"Wenn es mich erwischt, sterbe ich"

Corona-Krise: Telefonseelsorgen haben verstärkt Zulauf

AlexKalina/istockphoto.comTelefontastenFinger drückt die 8 auf einem Telefon

Das Coronavirus bestimmt zunehmend die Arbeit der Telefonseelsorge. Innerhalb einer Woche ist der Anteil der Gespräche, die sich in der Telefonseelsorge Darmstadt um den Virus drehen, von fünf auf 30 Prozent gestiegen. Mitarbeiter müssen dabei oft einen ganzen "Angstberg" der Anrufer sortieren.

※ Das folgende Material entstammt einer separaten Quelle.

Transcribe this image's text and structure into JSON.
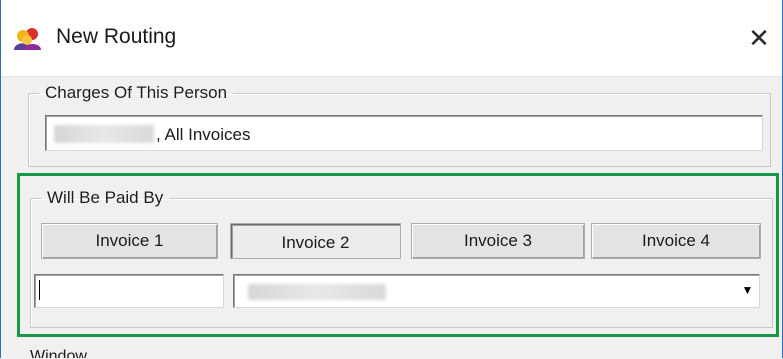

Auch die Evangelische Telefonseelsorge in Frankfurt hat verstärkt Zulauf. Hier stieg die Zahl der Anrufer im gleichen Zeitraum von sieben auf 25 Prozent, bei der Ökumenischen Telefonseelsorge in Mainz/Wiesbaden von zwölf auf 25 Prozent.

Pfarrer: "Das habe ich noch nicht erlebt"

Es sei extrem selten, dass ein Thema so sehr in die Höhe schnelle, sagte Jochen Kreyscher, Pfarrer im Evangelischen Dekanat Mainz und Mitglied des Leitungsteams der Ökumenischen Telefonseelsorge, auf Anfrage der Evangelischen Sonntags-Zeitung. »Ich kann mich nicht erinnern, so etwas schon einmal erlebt zu haben«, fügte er hinzu.

Mitarbeiter müssen einen "Angstberg" sortieren

Die Mitarbeitenden und Ehrenamtlichen der Einrichtung Mainz/Wiesbaden führen täglich etwa 60 Gespräche. Häufig ginge es um eine Kombination von Corona mit Einsamkeit oder Angst. Bei den 50- bis 79-Jährigen überwiege nach Kreyschers Worten das Thema Angst, bei den unter 40-Jährigen und den Anrufern über 80 das Thema Einsamkeit und soziale Isolation.

Die Menschen hätten Angst, sich zu infizieren oder zu erkranken oder sie sorgten sich um ihre Angehörigen. »Unsere Mitarbeiter müssen in den Gesprächen einen Angstberg sortieren, und die Anrufer müssen einen Weg finden, mit ihrer Angst umzugehen, sagte Kreyscher. Die Telefonseelsorge habe keine Lösungen im Angebot, aber die Gespräche wirkten entlastend.

"Wenn es mich erwischt, sterbe ich"

Von einer »enorm hohen Verunsicherung« spricht Ralf Scholl von der Geschäftsführung der Telefonseelsorge Darmstadt. »Wenn es mich erwischt, sterbe ich«, habe ein Anrufer mit einer Vorerkrankung gesagt. Andere sorgen sich, weil sie nicht wissen, wie lange sie noch ihre Wohnung verlassen dürfen oder wer für sie einkaufen geht. Einige befürchten auch, dass niemand mehr sie besuchen kann. »Menschen mit einer Panikstörung reagieren besonders stark«, sagte der Theologe und Pastoralreferent Scholl. Wichtig sei, dass sie zum Hörer greifen. Wenn es den Anrufern gelinge, zur Telefonseelsorge Kontakt aufzunehmen, gebe es die Hoffnung, dass sie das auch bei anderen Menschen schaffen.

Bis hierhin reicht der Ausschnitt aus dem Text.